Pazar sabahı erkenden uyandılar. Yaren o kadar heyecanlıydı ki kafasının içinde günü dakikası dakikasına hesaplıyordu.
“Erken kalkıp kahvaltımızı erken edelim ki, güzel yeşilliğe çayımız, böreğimizle gittiğimizde karnımız tok olmasın!”
“Olsun kızım ne olacak çayı içer, böreği de gelince yeriz!”
“Ya anne öyle piknik olur mu?”
“Nasıl olur piknik?” diye güldü Zeliha.
“Götürdüklerimizi orada yiyip içince oluyor işte!”

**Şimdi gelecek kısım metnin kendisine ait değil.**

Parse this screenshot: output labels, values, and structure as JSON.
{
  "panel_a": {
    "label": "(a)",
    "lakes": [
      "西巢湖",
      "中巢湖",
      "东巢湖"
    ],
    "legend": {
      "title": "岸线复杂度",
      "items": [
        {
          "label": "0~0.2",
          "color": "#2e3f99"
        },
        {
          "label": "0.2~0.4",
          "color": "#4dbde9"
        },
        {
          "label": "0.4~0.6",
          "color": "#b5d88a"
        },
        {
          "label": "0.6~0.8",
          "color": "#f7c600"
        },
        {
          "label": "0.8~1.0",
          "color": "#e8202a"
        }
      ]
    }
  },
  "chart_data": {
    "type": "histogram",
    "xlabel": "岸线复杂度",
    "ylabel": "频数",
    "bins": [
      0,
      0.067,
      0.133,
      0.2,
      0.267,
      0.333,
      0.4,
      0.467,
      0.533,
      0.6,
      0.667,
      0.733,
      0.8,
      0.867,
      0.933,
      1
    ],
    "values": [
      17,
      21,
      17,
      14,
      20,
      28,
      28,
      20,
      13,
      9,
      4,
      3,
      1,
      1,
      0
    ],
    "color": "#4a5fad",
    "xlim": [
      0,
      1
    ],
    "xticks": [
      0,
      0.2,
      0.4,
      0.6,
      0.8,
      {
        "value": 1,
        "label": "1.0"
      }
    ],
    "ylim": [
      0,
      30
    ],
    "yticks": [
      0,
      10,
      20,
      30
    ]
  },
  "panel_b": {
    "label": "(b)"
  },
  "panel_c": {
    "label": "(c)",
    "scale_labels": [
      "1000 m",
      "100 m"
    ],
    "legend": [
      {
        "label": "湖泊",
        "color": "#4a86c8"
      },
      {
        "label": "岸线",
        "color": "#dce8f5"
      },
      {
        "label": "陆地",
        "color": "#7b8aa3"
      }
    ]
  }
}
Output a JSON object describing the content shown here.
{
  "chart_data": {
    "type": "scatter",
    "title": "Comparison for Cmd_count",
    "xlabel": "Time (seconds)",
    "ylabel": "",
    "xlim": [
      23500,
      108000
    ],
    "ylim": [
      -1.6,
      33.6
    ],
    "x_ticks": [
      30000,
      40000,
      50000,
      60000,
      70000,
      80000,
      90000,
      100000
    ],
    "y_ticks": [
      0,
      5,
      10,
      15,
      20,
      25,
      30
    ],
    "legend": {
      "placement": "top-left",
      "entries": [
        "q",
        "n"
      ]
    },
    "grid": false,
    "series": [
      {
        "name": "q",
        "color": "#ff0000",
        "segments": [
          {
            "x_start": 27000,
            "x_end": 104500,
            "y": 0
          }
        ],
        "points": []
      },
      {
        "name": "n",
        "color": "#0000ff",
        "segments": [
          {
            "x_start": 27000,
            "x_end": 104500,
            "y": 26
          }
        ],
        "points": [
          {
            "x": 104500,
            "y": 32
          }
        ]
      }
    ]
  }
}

İkisi birden gülmeye başladılar bu sefer, “Bundan sonra hep gülmeni istiyorum!” dedi Yaren içinden annesinin gülen yüzüne bakınca. Yüzüne yerleşen çizgiler derinleşiyordu gülerken. Derinleşiyordu ama onu daha da güzelleştiriyordu sanki. Yemenisinin sağından solundan fırlayan saçları da sallanıyordu. Saçlarını hep örerdi Zeliha, Yaren kısa kestir ne olacak örtüyorsun nasılsa dese de, kıyamıyordu belki de. Yaren’in bilmediği Haydar’ın sevmesiydi Zeliha’nın uzun saçlarını. Öyle değilmiş gibi görünse de saçları Haydar’ı yeniden görme umudunun bir parçasıydı içinde.

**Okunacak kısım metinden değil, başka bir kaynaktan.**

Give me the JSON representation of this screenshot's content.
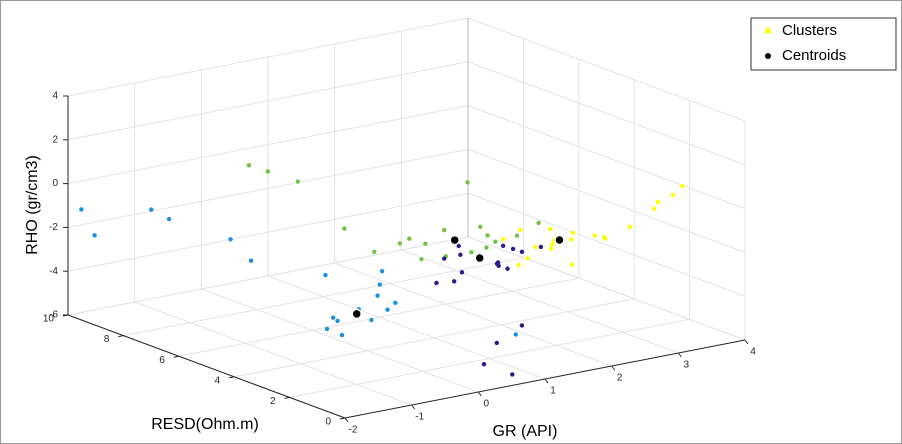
{
  "chart_data": {
    "type": "scatter3d",
    "xlabel": "GR (API)",
    "ylabel": "RESD(Ohm.m)",
    "zlabel": "RHO (gr/cm3)",
    "xlim": [
      -2,
      4
    ],
    "xticks": [
      -2,
      -1,
      0,
      1,
      2,
      3,
      4
    ],
    "ylim": [
      0,
      10
    ],
    "yticks": [
      0,
      2,
      4,
      6,
      8,
      10
    ],
    "zlim": [
      -6,
      4
    ],
    "zticks": [
      -6,
      -4,
      -2,
      0,
      2,
      4
    ],
    "grid": true,
    "legend": "top-right",
    "series": [
      {
        "name": "Clusters",
        "color": "#ffff00",
        "groups": [
          {
            "color": "#ffff00",
            "x": [
              2.8,
              3.0,
              2.6,
              3.2,
              2.5,
              3.4,
              2.9,
              2.7,
              3.1,
              2.4,
              3.6,
              3.3,
              2.2,
              3.0,
              3.8,
              4.0,
              4.1,
              3.9,
              2.6,
              2.9
            ],
            "y": [
              4,
              3.8,
              4.2,
              3.5,
              4.5,
              3.6,
              4.3,
              3.9,
              4.1,
              4.0,
              3.2,
              3.4,
              4.4,
              4.6,
              2.8,
              2.6,
              2.5,
              2.9,
              4.8,
              3.6
            ],
            "z": [
              -2.6,
              -2.3,
              -2.9,
              -2.4,
              -2.2,
              -2.7,
              -3.0,
              -2.0,
              -2.8,
              -3.2,
              -2.1,
              -2.5,
              -2.4,
              -3.4,
              -1.2,
              -0.6,
              -0.2,
              -1.0,
              -4.0,
              -3.6
            ]
          },
          {
            "color": "#77c044",
            "x": [
              1.5,
              1.2,
              1.8,
              0.9,
              2.0,
              1.4,
              1.6,
              1.0,
              2.2,
              1.3,
              0.6,
              1.9,
              1.1,
              1.7,
              0.4,
              0.2,
              0.0,
              -0.2,
              2.4,
              1.5
            ],
            "y": [
              4.4,
              4.8,
              4.0,
              5.0,
              4.2,
              4.6,
              4.1,
              4.9,
              3.9,
              4.3,
              5.2,
              4.5,
              4.7,
              3.8,
              5.8,
              7.0,
              7.6,
              7.8,
              3.6,
              4.0
            ],
            "z": [
              -2.0,
              -2.2,
              -1.8,
              -2.1,
              -2.3,
              -1.6,
              -2.5,
              -1.9,
              -2.0,
              -2.6,
              -2.4,
              -1.7,
              -2.8,
              -2.2,
              -1.5,
              0.2,
              0.5,
              0.8,
              -1.4,
              0.8
            ]
          },
          {
            "color": "#2c1a8c",
            "x": [
              1.8,
              1.6,
              2.0,
              1.5,
              2.2,
              1.9,
              1.4,
              2.1,
              1.7,
              2.4,
              1.3,
              2.0,
              1.8,
              2.6,
              0.8,
              0.5,
              0.9,
              1.9,
              1.2,
              2.1
            ],
            "y": [
              4.3,
              4.5,
              4.1,
              4.2,
              4.4,
              3.9,
              4.6,
              4.0,
              4.8,
              4.2,
              4.0,
              4.7,
              3.6,
              4.0,
              0.7,
              1.0,
              1.5,
              3.0,
              4.4,
              3.8
            ],
            "z": [
              -3,
              -2.8,
              -3.2,
              -3.4,
              -2.7,
              -3.1,
              -2.9,
              -3.5,
              -2.6,
              -3.0,
              -3.6,
              -3.3,
              -3.0,
              -2.8,
              -6,
              -5.5,
              -5,
              -5.5,
              -3.8,
              -2.5
            ]
          },
          {
            "color": "#1b8fe0",
            "x": [
              0,
              -0.2,
              0.3,
              0.2,
              -0.4,
              0.5,
              -0.1,
              0.1,
              0.4,
              -0.3,
              0.6,
              0.8,
              0.2,
              -0.5,
              -0.6,
              -0.9,
              -1.0,
              -1.6,
              -1.8,
              1.6
            ],
            "y": [
              4.4,
              4.6,
              4.0,
              4.8,
              4.5,
              4.2,
              5.0,
              4.1,
              4.6,
              4.2,
              5.0,
              5.4,
              6.0,
              7.0,
              7.5,
              9.0,
              9.4,
              10,
              10,
              2.5
            ],
            "z": [
              -4.5,
              -4.8,
              -4.3,
              -4.6,
              -5.0,
              -4.2,
              -4.9,
              -4.7,
              -4.0,
              -5.2,
              -3.8,
              -3.5,
              -3.6,
              -3.0,
              -2.2,
              -1.8,
              -1.5,
              -2.6,
              -1.3,
              -5.5
            ]
          }
        ]
      },
      {
        "name": "Centroids",
        "color": "#000000",
        "x": [
          2.85,
          1.47,
          1.82,
          0
        ],
        "y": [
          3.93,
          4.39,
          4.33,
          4.39
        ],
        "z": [
          -2.6,
          -2,
          -3,
          -4.5
        ]
      }
    ]
  }
}
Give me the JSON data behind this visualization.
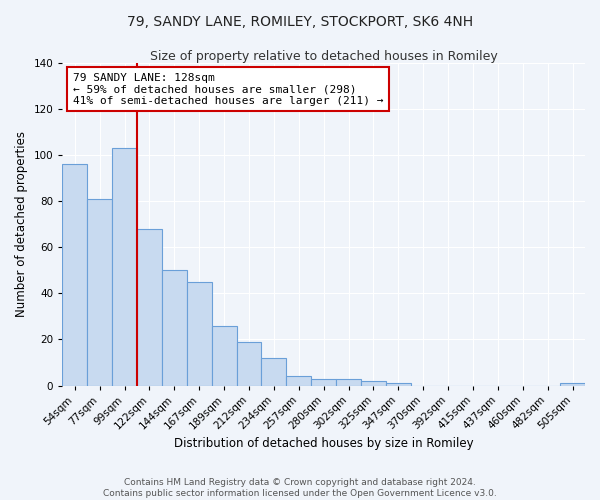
{
  "title": "79, SANDY LANE, ROMILEY, STOCKPORT, SK6 4NH",
  "subtitle": "Size of property relative to detached houses in Romiley",
  "xlabel": "Distribution of detached houses by size in Romiley",
  "ylabel": "Number of detached properties",
  "bin_labels": [
    "54sqm",
    "77sqm",
    "99sqm",
    "122sqm",
    "144sqm",
    "167sqm",
    "189sqm",
    "212sqm",
    "234sqm",
    "257sqm",
    "280sqm",
    "302sqm",
    "325sqm",
    "347sqm",
    "370sqm",
    "392sqm",
    "415sqm",
    "437sqm",
    "460sqm",
    "482sqm",
    "505sqm"
  ],
  "bar_heights": [
    96,
    81,
    103,
    68,
    50,
    45,
    26,
    19,
    12,
    4,
    3,
    3,
    2,
    1,
    0,
    0,
    0,
    0,
    0,
    0,
    1
  ],
  "bar_color": "#c8daf0",
  "bar_edge_color": "#6a9fd8",
  "ylim": [
    0,
    140
  ],
  "yticks": [
    0,
    20,
    40,
    60,
    80,
    100,
    120,
    140
  ],
  "vline_color": "#cc0000",
  "annotation_text": "79 SANDY LANE: 128sqm\n← 59% of detached houses are smaller (298)\n41% of semi-detached houses are larger (211) →",
  "annotation_box_color": "#ffffff",
  "annotation_box_edge_color": "#cc0000",
  "footer_line1": "Contains HM Land Registry data © Crown copyright and database right 2024.",
  "footer_line2": "Contains public sector information licensed under the Open Government Licence v3.0.",
  "background_color": "#f0f4fa",
  "plot_background_color": "#f0f4fa",
  "title_fontsize": 10,
  "subtitle_fontsize": 9,
  "axis_label_fontsize": 8.5,
  "tick_fontsize": 7.5,
  "footer_fontsize": 6.5,
  "annotation_fontsize": 8
}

Erkenden kalkıp neşe ile kahvaltılarını yaptılar, evi toparlayıp birer kahve içtiler.
“Ne zaman çıkacağız?” dedi Zeliha da heyecana kapılmıştı kızı gibi. Hayatlarında ilk defa böyle bir şey yapacaklardı. İkisinin hayatında hep koşturma ve stres olmuştu bu zamana kadar. O pasajda çalışırken kızlar anlatırlardı her hafta sonu aileleri ile dere kenarlarına pikniklere gittiklerini. Yüzleri güneşten yanmış geldiklerinde anlardı Zeliha hafta sonu pikniği olduğunu. Nasıl top oynayıp, mangal yaptıklarını, aileleri ile nasıl güzel vakit geçirdiklerinden bahsederlerdi. Zavallı Zeliha’yı değil pikniğe parka götüren olmamıştı hayatı boyunca. Şimdi boyu kadar olan kızı annesi için yapıyordu işte bunları. Allah izin verir yarın bir gün arabada alabilirlerse o zaman o dere kenarlarına da giderlerdi.
“Saat üç buçuk gibi çıkalım!” dedi Yaren ciddi bir sesle.

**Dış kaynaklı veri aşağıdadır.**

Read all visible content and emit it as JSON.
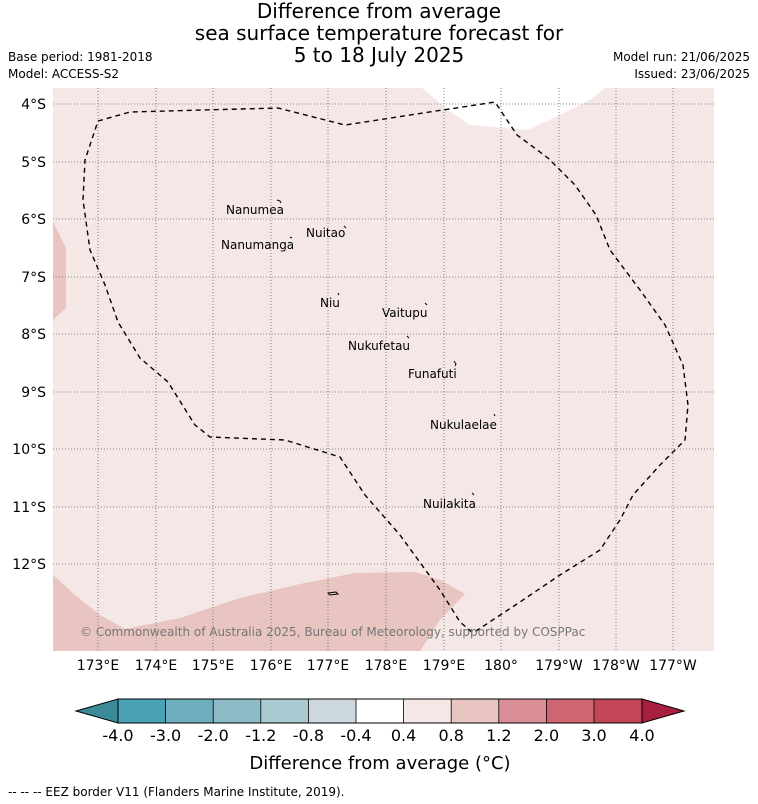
{
  "header": {
    "title_lines": [
      "Difference from average",
      "sea surface temperature forecast for",
      "5 to 18 July 2025"
    ],
    "base_period": "Base period: 1981-2018",
    "model": "Model: ACCESS-S2",
    "model_run": "Model run: 21/06/2025",
    "issued": "Issued: 23/06/2025"
  },
  "map": {
    "lat_labels": [
      "4°S",
      "5°S",
      "6°S",
      "7°S",
      "8°S",
      "9°S",
      "10°S",
      "11°S",
      "12°S"
    ],
    "lon_labels": [
      "173°E",
      "174°E",
      "175°E",
      "176°E",
      "177°E",
      "178°E",
      "179°E",
      "180°",
      "179°W",
      "178°W",
      "177°W"
    ],
    "places": [
      "Nanumea",
      "Nuitao",
      "Nanumanga",
      "Niu",
      "Vaitupu",
      "Nukufetau",
      "Funafuti",
      "Nukulaelae",
      "Nuilakita"
    ],
    "copyright": "© Commonwealth of Australia 2025, Bureau of Meteorology, supported by COSPPac",
    "colors": {
      "land_bg": "#f4e7e5",
      "warm_fill": "#e8c5c0",
      "no_anomaly": "#ffffff",
      "grid": "#666666",
      "eez": "#000000"
    }
  },
  "colorbar": {
    "labels": [
      "-4.0",
      "-3.0",
      "-2.0",
      "-1.2",
      "-0.8",
      "-0.4",
      "0.4",
      "0.8",
      "1.2",
      "2.0",
      "3.0",
      "4.0"
    ],
    "colors": [
      "#3b8a98",
      "#4aa3b4",
      "#6eafbd",
      "#8dbcc8",
      "#a9cad1",
      "#ccd8dd",
      "#ffffff",
      "#f4e7e5",
      "#e8c5c0",
      "#d98f95",
      "#cd6670",
      "#c24655",
      "#a82040"
    ],
    "label": "Difference from average (°C)"
  },
  "footer": {
    "eez_note": "--  --  -- EEZ border V11 (Flanders Marine Institute, 2019)."
  }
}
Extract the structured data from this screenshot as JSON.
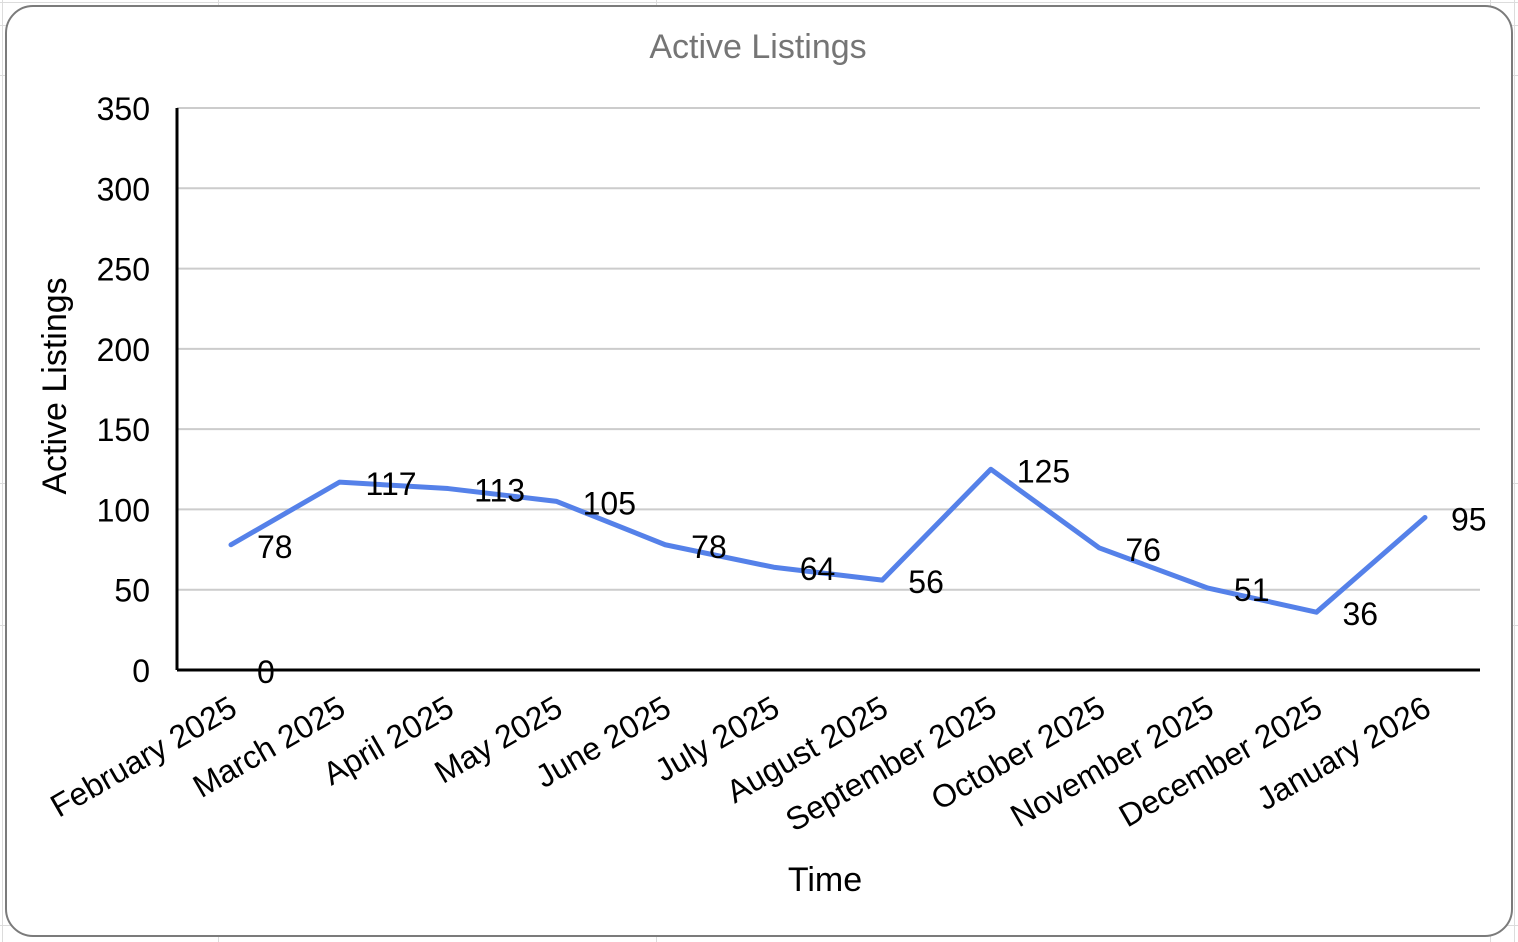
{
  "chart": {
    "title": "Active Listings",
    "x_axis_title": "Time",
    "y_axis_title": "Active Listings"
  },
  "chart_data": {
    "type": "line",
    "title": "Active Listings",
    "xlabel": "Time",
    "ylabel": "Active Listings",
    "categories": [
      "February 2025",
      "March 2025",
      "April 2025",
      "May 2025",
      "June 2025",
      "July 2025",
      "August 2025",
      "September 2025",
      "October 2025",
      "November 2025",
      "December 2025",
      "January 2026"
    ],
    "series": [
      {
        "name": "Active Listings",
        "values": [
          78,
          117,
          113,
          105,
          78,
          64,
          56,
          125,
          76,
          51,
          36,
          95
        ]
      }
    ],
    "annotations": [
      {
        "category": "February 2025",
        "value": 0,
        "text": "0"
      }
    ],
    "ylim": [
      0,
      350
    ],
    "y_ticks": [
      0,
      50,
      100,
      150,
      200,
      250,
      300,
      350
    ],
    "grid": true,
    "legend_position": "none",
    "data_labels": true,
    "colors": {
      "line": "#5581e9",
      "grid": "#cccccc",
      "axis": "#000000",
      "text": "#000000",
      "title": "#757575"
    }
  }
}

“Niye o kadar bekliyoruz ki iki de gidelim çok oturalım!”
“Olur!” dedi Yaren saf saf, sanki Haydar gelmeden önce orada oturmak yasakmış gibi niye saati illa ona göre ayarlıyordu ki. Annesi ile otururlardı onlar önce, sonra Haydar gelince etrafı gezer onları baş başa bırakırdı Yaren.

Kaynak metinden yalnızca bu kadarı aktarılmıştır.